Below, you can see the result:


The plot has accomplished what I hoped - displaying the considerable diversity of the Hispanic population across different states in the U.S. The key here to the chart is the interactivity; while I could have produced a static visualization just like this, each component of the chart provides a tooltip on hover that gives specific information about its content. I now have a more interactive document that I can explore with my students.

As the chart reveals, Hispanics are generally of Mexican origin in several states, including my state of Texas, where 84% of Hispanics are of Mexican ancestry; this will be the frame of reference for my students. However, I can show students how in other parts of the country, such as my old home of New York, ‘Hispanic’ means something very different, as individuals of Mexican heritage only make up 13% of the state’s Hispanic population. It is also interesting to see how the ‘Other’ category varies by state. In some states (New York, New Jersey, New Mexico, Florida), this category is very large. The Pew Center report provides some additional information on this; for example, many Colombians, Hondurans, and Peruvians live in the Miami area, and Queens, NYC has a large Ecuadorian population. In New Mexico, the data reflect the Spanish and Native American heritage of many Hispanics in the state.

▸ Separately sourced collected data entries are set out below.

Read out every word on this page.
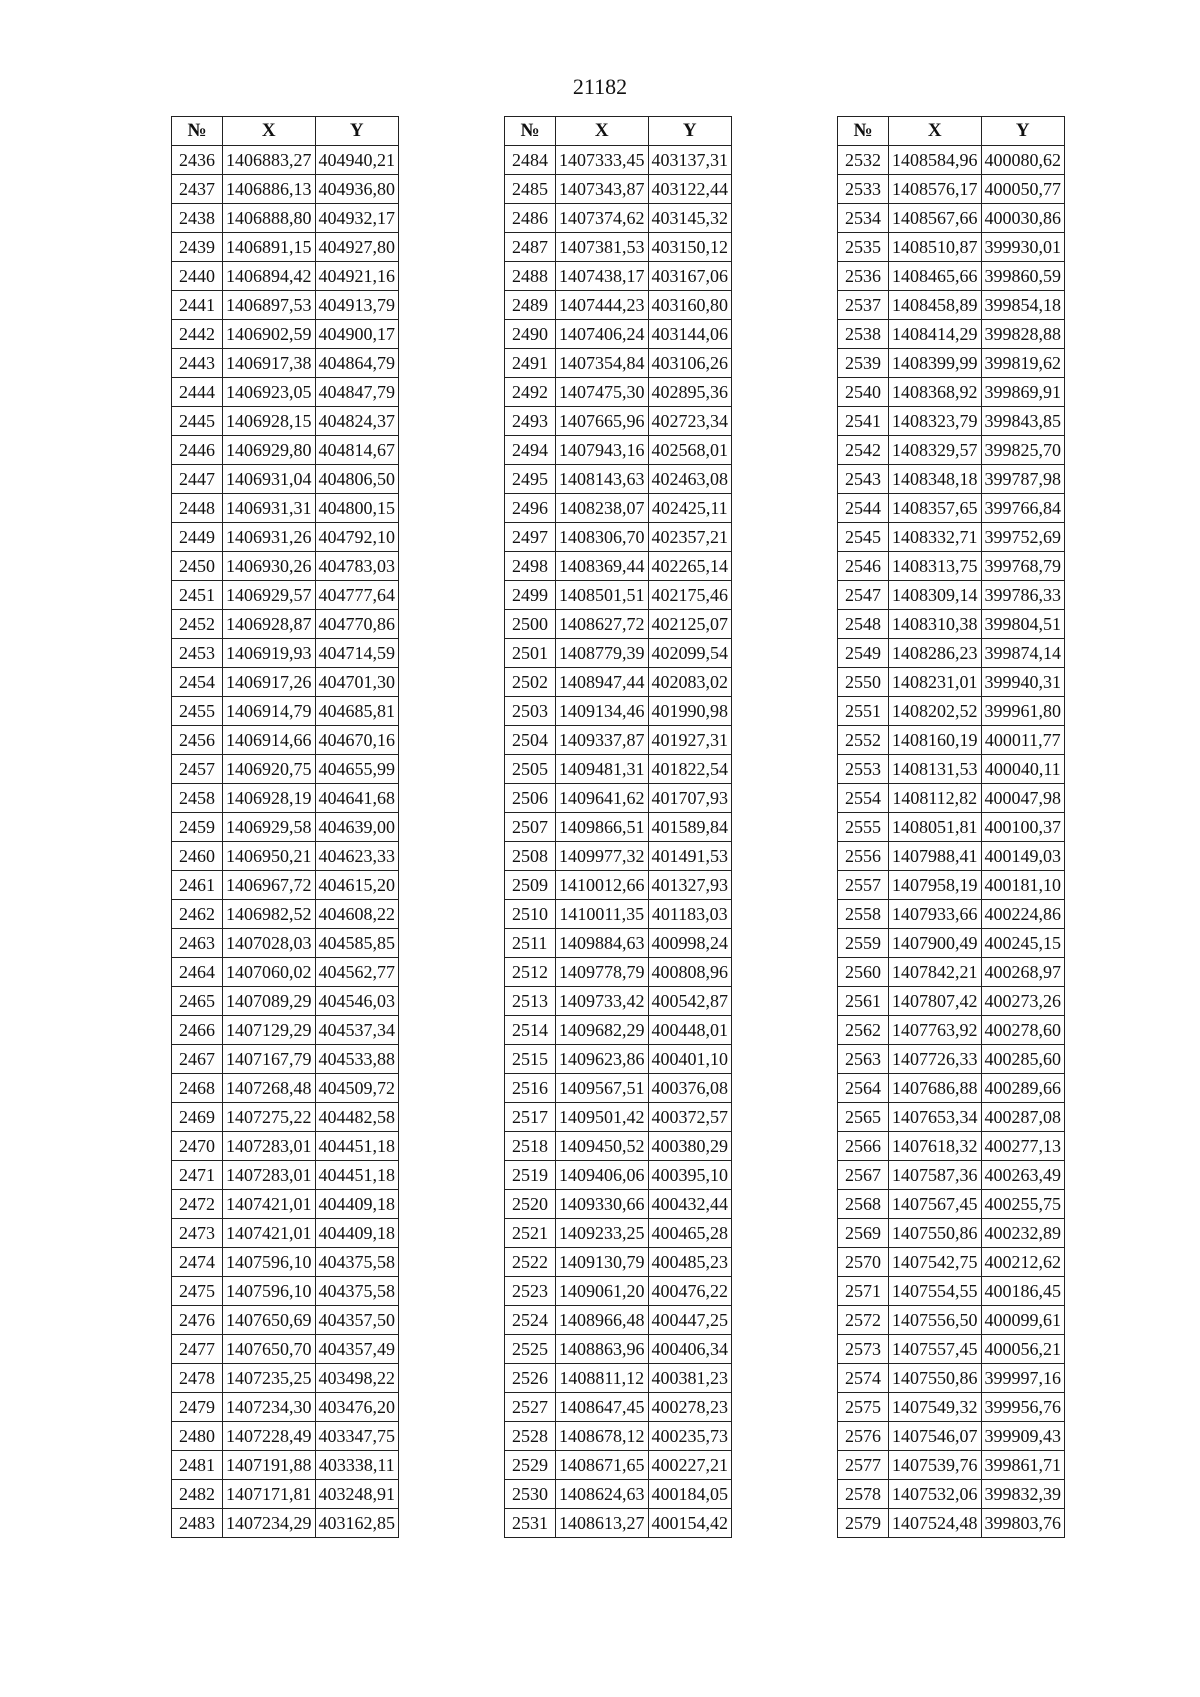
21182
№	X	Y
2436	1406883,27	404940,21
2437	1406886,13	404936,80
2438	1406888,80	404932,17
2439	1406891,15	404927,80
2440	1406894,42	404921,16
2441	1406897,53	404913,79
2442	1406902,59	404900,17
2443	1406917,38	404864,79
2444	1406923,05	404847,79
2445	1406928,15	404824,37
2446	1406929,80	404814,67
2447	1406931,04	404806,50
2448	1406931,31	404800,15
2449	1406931,26	404792,10
2450	1406930,26	404783,03
2451	1406929,57	404777,64
2452	1406928,87	404770,86
2453	1406919,93	404714,59
2454	1406917,26	404701,30
2455	1406914,79	404685,81
2456	1406914,66	404670,16
2457	1406920,75	404655,99
2458	1406928,19	404641,68
2459	1406929,58	404639,00
2460	1406950,21	404623,33
2461	1406967,72	404615,20
2462	1406982,52	404608,22
2463	1407028,03	404585,85
2464	1407060,02	404562,77
2465	1407089,29	404546,03
2466	1407129,29	404537,34
2467	1407167,79	404533,88
2468	1407268,48	404509,72
2469	1407275,22	404482,58
2470	1407283,01	404451,18
2471	1407283,01	404451,18
2472	1407421,01	404409,18
2473	1407421,01	404409,18
2474	1407596,10	404375,58
2475	1407596,10	404375,58
2476	1407650,69	404357,50
2477	1407650,70	404357,49
2478	1407235,25	403498,22
2479	1407234,30	403476,20
2480	1407228,49	403347,75
2481	1407191,88	403338,11
2482	1407171,81	403248,91
2483	1407234,29	403162,85
№	X	Y
2484	1407333,45	403137,31
2485	1407343,87	403122,44
2486	1407374,62	403145,32
2487	1407381,53	403150,12
2488	1407438,17	403167,06
2489	1407444,23	403160,80
2490	1407406,24	403144,06
2491	1407354,84	403106,26
2492	1407475,30	402895,36
2493	1407665,96	402723,34
2494	1407943,16	402568,01
2495	1408143,63	402463,08
2496	1408238,07	402425,11
2497	1408306,70	402357,21
2498	1408369,44	402265,14
2499	1408501,51	402175,46
2500	1408627,72	402125,07
2501	1408779,39	402099,54
2502	1408947,44	402083,02
2503	1409134,46	401990,98
2504	1409337,87	401927,31
2505	1409481,31	401822,54
2506	1409641,62	401707,93
2507	1409866,51	401589,84
2508	1409977,32	401491,53
2509	1410012,66	401327,93
2510	1410011,35	401183,03
2511	1409884,63	400998,24
2512	1409778,79	400808,96
2513	1409733,42	400542,87
2514	1409682,29	400448,01
2515	1409623,86	400401,10
2516	1409567,51	400376,08
2517	1409501,42	400372,57
2518	1409450,52	400380,29
2519	1409406,06	400395,10
2520	1409330,66	400432,44
2521	1409233,25	400465,28
2522	1409130,79	400485,23
2523	1409061,20	400476,22
2524	1408966,48	400447,25
2525	1408863,96	400406,34
2526	1408811,12	400381,23
2527	1408647,45	400278,23
2528	1408678,12	400235,73
2529	1408671,65	400227,21
2530	1408624,63	400184,05
2531	1408613,27	400154,42
№	X	Y
2532	1408584,96	400080,62
2533	1408576,17	400050,77
2534	1408567,66	400030,86
2535	1408510,87	399930,01
2536	1408465,66	399860,59
2537	1408458,89	399854,18
2538	1408414,29	399828,88
2539	1408399,99	399819,62
2540	1408368,92	399869,91
2541	1408323,79	399843,85
2542	1408329,57	399825,70
2543	1408348,18	399787,98
2544	1408357,65	399766,84
2545	1408332,71	399752,69
2546	1408313,75	399768,79
2547	1408309,14	399786,33
2548	1408310,38	399804,51
2549	1408286,23	399874,14
2550	1408231,01	399940,31
2551	1408202,52	399961,80
2552	1408160,19	400011,77
2553	1408131,53	400040,11
2554	1408112,82	400047,98
2555	1408051,81	400100,37
2556	1407988,41	400149,03
2557	1407958,19	400181,10
2558	1407933,66	400224,86
2559	1407900,49	400245,15
2560	1407842,21	400268,97
2561	1407807,42	400273,26
2562	1407763,92	400278,60
2563	1407726,33	400285,60
2564	1407686,88	400289,66
2565	1407653,34	400287,08
2566	1407618,32	400277,13
2567	1407587,36	400263,49
2568	1407567,45	400255,75
2569	1407550,86	400232,89
2570	1407542,75	400212,62
2571	1407554,55	400186,45
2572	1407556,50	400099,61
2573	1407557,45	400056,21
2574	1407550,86	399997,16
2575	1407549,32	399956,76
2576	1407546,07	399909,43
2577	1407539,76	399861,71
2578	1407532,06	399832,39
2579	1407524,48	399803,76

There are still some improvements that could be made; for example, in some browsers, the y-axis title is partially hidden, which I need to look into further. Also, in order to get the effects to work correctly, I had to modify the version of Dimple in the HTML to point to version 1.1.3 (rCharts is still on 1.1.1).

To create this chart on your computer, follow these steps:

  1. Visit the Pew Research Center site, download the Excel file they make available, and save it as a CSV in your working directory (don’t change the name, just the type).
  2. Be sure that you have the following R packages installed: stringr, plyr, rCharts, and reshape2. rCharts is not yet on CRAN, so you’ll need to install it from GitHub with the devtools package. I use the dev branch of rCharts, which has the latest updates; you can install this with the command, devtools::install_github('rCharts', 'ramnathv', ref='dev').
  3. Run the following command: source("https://raw.github.com/walkerke/teaching-with-datavis/master/hispanics-by-state.R")
  4. Type d1 in your console, and you’ll have your chart!

Alternatively, feel free to grab the code from GitHub and modify it as you wish.